Does CREP Pay?by Staff
Capital Press, April 5, 2002
Whether or not landowners have an interest in conservation, they usually have an interest in the bottom line.
In Oregon, Conservation Reserve Enhancement Program offers landowners and annual base rental rate on the land, plus a bonus incentive for 10 or 15 years, depending on the contract. The landowner is also reimbursed 115 percent of the costs of installing a buffer or filter strip, and 100 percent of wetland restoration costs.
Right now, CREP offers the best deal to Eastern Oregon ranchers. According to a recent report, the rental rate plus the bonus can amount to two to three times the expected income from grazing livestock. But in coastal Oregon, a livestock operator is more likely to break even or make just slightly more.

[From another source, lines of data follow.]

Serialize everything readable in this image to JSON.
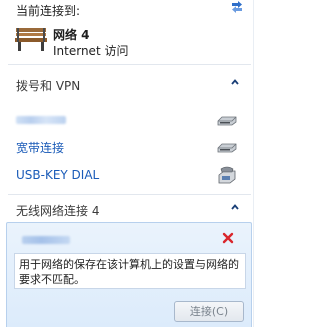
{
  "header": {
    "title": "当前连接到:",
    "network_name": "网络  4",
    "network_status": "Internet 访问"
  },
  "sections": {
    "dialup": {
      "label": "拨号和 VPN",
      "items": [
        {
          "label": "",
          "icon": "modem-icon"
        },
        {
          "label": "宽带连接",
          "icon": "modem-icon"
        },
        {
          "label": "USB-KEY DIAL",
          "icon": "phone-modem-icon"
        }
      ]
    },
    "wireless": {
      "label": "无线网络连接 4"
    }
  },
  "wifi_entry": {
    "message": "用于网络的保存在该计算机上的设置与网络的要求不匹配。",
    "connect_label": "连接(C)"
  },
  "colors": {
    "link": "#1a5bb8",
    "selection_bg": "#dcebfb",
    "close_red": "#d9262c"
  }
}
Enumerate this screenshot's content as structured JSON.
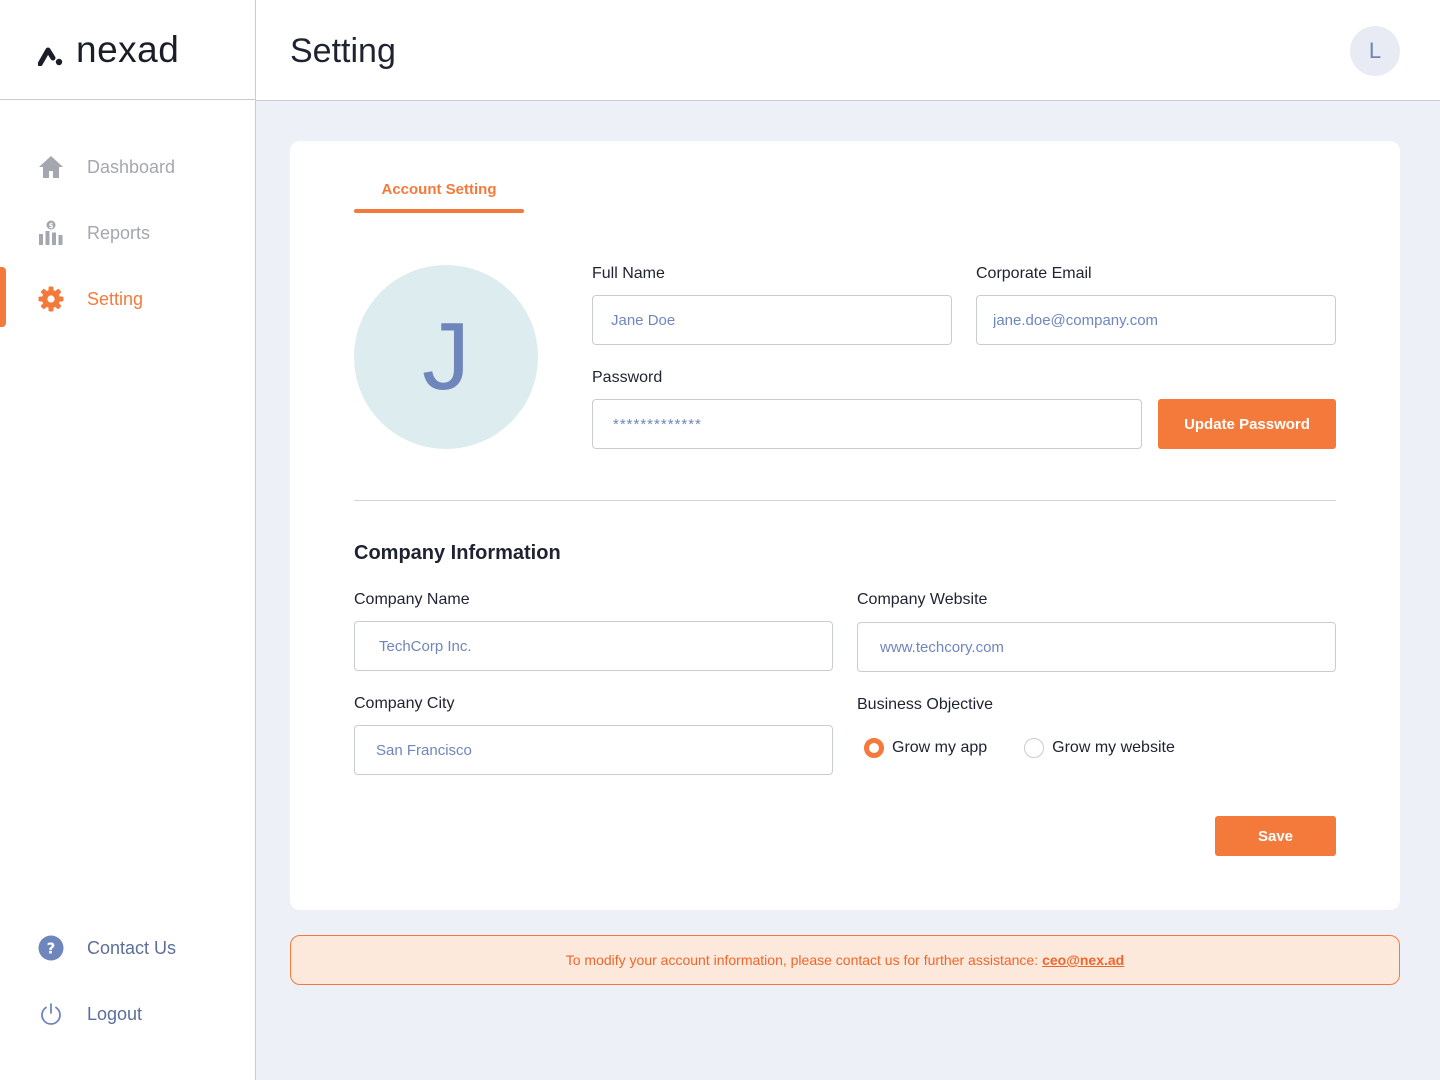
{
  "brand": {
    "name": "nexad"
  },
  "sidebar": {
    "items": [
      {
        "label": "Dashboard",
        "icon": "home-icon"
      },
      {
        "label": "Reports",
        "icon": "reports-icon"
      },
      {
        "label": "Setting",
        "icon": "gear-icon",
        "active": true
      }
    ],
    "bottom": [
      {
        "label": "Contact Us",
        "icon": "help-icon"
      },
      {
        "label": "Logout",
        "icon": "power-icon"
      }
    ]
  },
  "header": {
    "title": "Setting",
    "avatar_initial": "L"
  },
  "account": {
    "tab_label": "Account Setting",
    "avatar_initial": "J",
    "full_name_label": "Full Name",
    "full_name_value": "Jane Doe",
    "email_label": "Corporate Email",
    "email_value": "jane.doe@company.com",
    "password_label": "Password",
    "password_value": "*************",
    "update_password_label": "Update Password"
  },
  "company": {
    "section_title": "Company Information",
    "name_label": "Company Name",
    "name_value": "TechCorp Inc.",
    "website_label": "Company Website",
    "website_value": "www.techcory.com",
    "city_label": "Company City",
    "city_value": "San Francisco",
    "objective_label": "Business Objective",
    "objective_options": [
      {
        "label": "Grow my app",
        "selected": true
      },
      {
        "label": "Grow my website",
        "selected": false
      }
    ],
    "save_label": "Save"
  },
  "notice": {
    "text": "To modify your account information, please contact us for further assistance:",
    "email": "ceo@nex.ad"
  },
  "colors": {
    "accent": "#f47a3c",
    "muted_blue": "#6f86bd",
    "nav_gray": "#a4a7b0"
  }
}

For farmers of annual crops, CREP would probably not be a break even deal. Here, the government depends on landowners to be motivated by interest in conservation.
In the Willamette Valley, most land is not eligible, but proponents hope to change that soon.
In order to qualify, a landowner must have owned or leased the property for one year. It has to hold an agricultural commodity and be along a stream that supports a listed fish species in Oregon.
Another funding incentive Oregon could consider is what Illinois and Maryland do -- pay soil and water conservation districts a percentage on processed contracts, although where that money would come from is another question.